Necrotizing enterocolitis (NEC) is one of the most devasting diseases affecting preterm neonates. However, despite a lot of research, NEC's pathogenesis remains unclear. It is known that the pathogenesis is a multifactorial process, including (1) a pathological microbiome with abnormal bacterial colonization, (2) an immature immune system, (3) enteral feeding, (3) an impairment of microcirculation, and (4) possibly ischemia-reperfusion damage to the intestine. Overall, the immaturity of the mucosal barrier and the increased expression of Toll-like receptor 4 (TLR4) within the intestinal epithelium result in an intestinal hyperinflammation reaction. Concurrently, a deficiency in counter-regulatory mediators can be seen. The sum of these processes can ultimately result in intestinal necrosis leading to very high mortality rates of the affected neonates. In the last decade no substantial advances in the treatment of NEC have been made. Thus, NEC animal models as well as in vitro models have been employed to better understand NEC's pathogenesis on a cellular and molecular level. This review will highlight the different models currently in use to study immunological aspects of NEC.

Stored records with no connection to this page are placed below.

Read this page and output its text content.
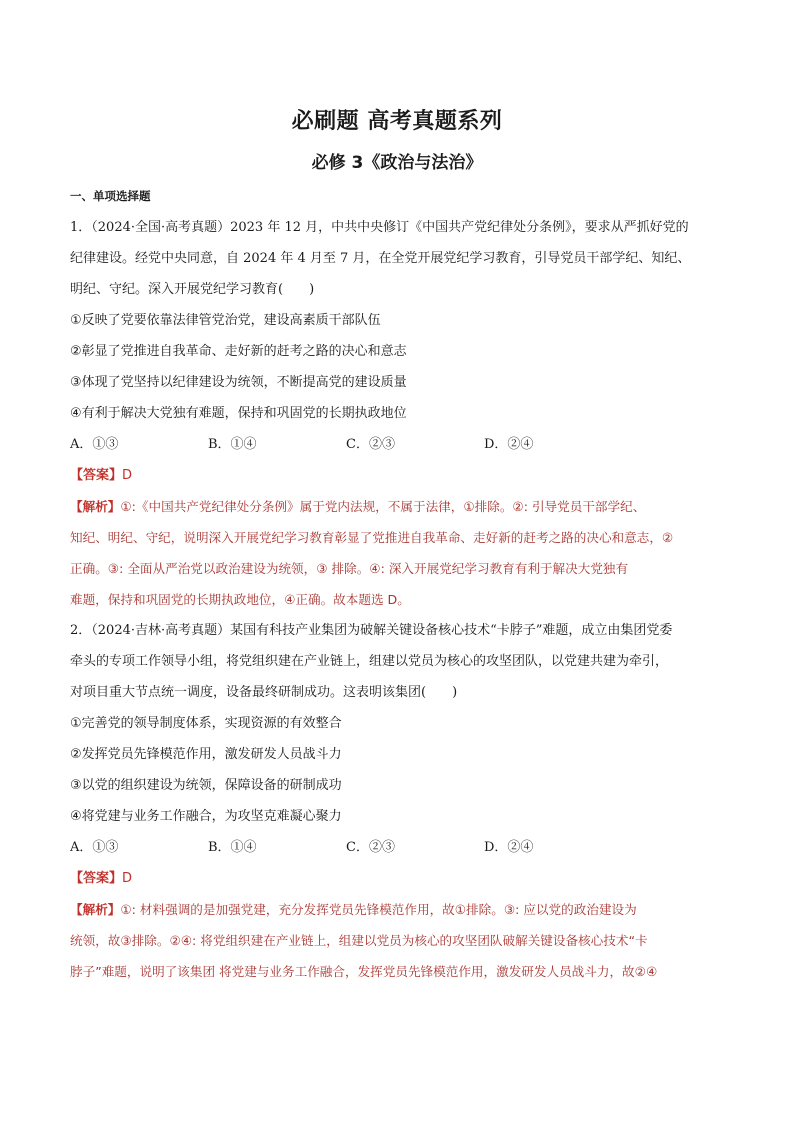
必刷题 高考真题系列
必修 3《政治与法治》
一、单项选择题
1．（2024·全国·高考真题）2023 年 12 月，中共中央修订《中国共产党纪律处分条例》，要求从严抓好党的
纪律建设。经党中央同意，自 2024 年 4 月至 7 月，在全党开展党纪学习教育，引导党员干部学纪、知纪、
明纪、守纪。深入开展党纪学习教育(　　)
①反映了党要依靠法律管党治党，建设高素质干部队伍
②彰显了党推进自我革命、走好新的赶考之路的决心和意志
③体现了党坚持以纪律建设为统领，不断提高党的建设质量
④有利于解决大党独有难题，保持和巩固党的长期执政地位
A．①③	B．①④	C．②③	D．②④
【答案】D
【解析】①:《中国共产党纪律处分条例》属于党内法规，不属于法律，①排除。②: 引导党员干部学纪、
知纪、明纪、守纪，说明深入开展党纪学习教育彰显了党推进自我革命、走好新的赶考之路的决心和意志，②
正确。③: 全面从严治党以政治建设为统领，③ 排除。④: 深入开展党纪学习教育有利于解决大党独有
难题，保持和巩固党的长期执政地位，④正确。故本题选 D。
2．（2024·吉林·高考真题）某国有科技产业集团为破解关键设备核心技术“卡脖子”难题，成立由集团党委
牵头的专项工作领导小组，将党组织建在产业链上，组建以党员为核心的攻坚团队，以党建共建为牵引，
对项目重大节点统一调度，设备最终研制成功。这表明该集团(　　)
①完善党的领导制度体系，实现资源的有效整合
②发挥党员先锋模范作用，激发研发人员战斗力
③以党的组织建设为统领，保障设备的研制成功
④将党建与业务工作融合，为攻坚克难凝心聚力
A．①③	B．①④	C．②③	D．②④
【答案】D
【解析】①: 材料强调的是加强党建，充分发挥党员先锋模范作用，故①排除。③: 应以党的政治建设为
统领，故③排除。②④: 将党组织建在产业链上，组建以党员为核心的攻坚团队破解关键设备核心技术“卡
脖子”难题，说明了该集团 将党建与业务工作融合，发挥党员先锋模范作用，激发研发人员战斗力，故②④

Keywords: animal models; immune cells; immune system; necrotizing enterocolitis; organoids.

Figure 1

NEC pathogenesis. In animal NEC models, NEC can be induced via different methods. In neonates that go on to develop NEC, a shift of the microbiome into a dysbiosis during the inflammatory progress takes place. This dysbiosis can be pronounced through formula feeding, which together might activate the TLR dependent inflammatory process. Activation of the TLR pathway leads to the release of pro-inflammatory cytokines, which in turn recruit immune cells from blood. Concurrently, the inflammatory process results in a loss of epithelial barrier function, apoptosis, and necrosis of intestinal tissue, resulting in potential bacterial penetration from the gut into the blood, ultimately leading to sepsis. IEC, Intestinal epithelial cells; TLR, Toll-like-receptor; Treg, T-regulatory cell; M1, pro-inflammatory Macrophages.